Com depressão, Eduardo Peixoto (UB) renunciou ao mandato de prefeito de Chapadão do Céu. A decisão foi comunicada à Prefeitura na segunda-feira (30) e, no dia seguinte, ele enviou a carta de renúncia à Câmara Municipal da cidade, que fica a cerca de 470 km de Goiânia.
Em entrevista ao portal, Peixoto diz que a sua decepção com a justiça brasileira foi determinante para o agravamento da doença. Ele se diz frustrado com a forma como foram conduzidas as eleições de 2022. O político criticou o que chamou de “interferências” do Judiciário na política.

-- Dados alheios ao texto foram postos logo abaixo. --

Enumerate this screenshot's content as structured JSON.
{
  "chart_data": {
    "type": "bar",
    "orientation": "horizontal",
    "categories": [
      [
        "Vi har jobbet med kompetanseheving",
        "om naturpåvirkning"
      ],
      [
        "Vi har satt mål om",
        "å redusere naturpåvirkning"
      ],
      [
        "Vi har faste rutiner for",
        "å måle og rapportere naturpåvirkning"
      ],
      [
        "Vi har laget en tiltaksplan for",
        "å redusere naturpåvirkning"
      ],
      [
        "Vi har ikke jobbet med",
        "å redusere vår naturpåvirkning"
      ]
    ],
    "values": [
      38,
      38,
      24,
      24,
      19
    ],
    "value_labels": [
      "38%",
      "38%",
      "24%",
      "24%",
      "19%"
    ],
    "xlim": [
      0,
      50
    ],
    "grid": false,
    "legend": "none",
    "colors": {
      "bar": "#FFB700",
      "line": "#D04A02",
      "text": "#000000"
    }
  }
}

Peixoto foi eleito em 2020 com 3,5 mil votos, para um terceiro mandato. Também foi vice-prefeito, vereador e presidente da Câmara. A depressão, com a qual diz lidar há anos, fez com que se ele afastasse do cargo de prefeito ainda em 2021. Após um período em recuperação, a pedido do vice, Vinicius Terin (MDB) – que agora assume de vez a gestão -, retornou ao cargo no final do ano passado.
Qual foi o principal fator que levou o sr. a renunciar ao mandato?
Foi um problema de saúde recorrente, a depressão. Sempre tratei, sempre consegui administrar, mas agora já está em uma fase que a gente tem que descansar. Graças a Deus estou me recuperando. Já fui vereador, presidente da Câmara Municipal, vice-prefeito e prefeito por duas vezes, essa foi a terceira. Decidi que era melhor deixar administrar quem tem mais energia e condições, atualmente, do que eu.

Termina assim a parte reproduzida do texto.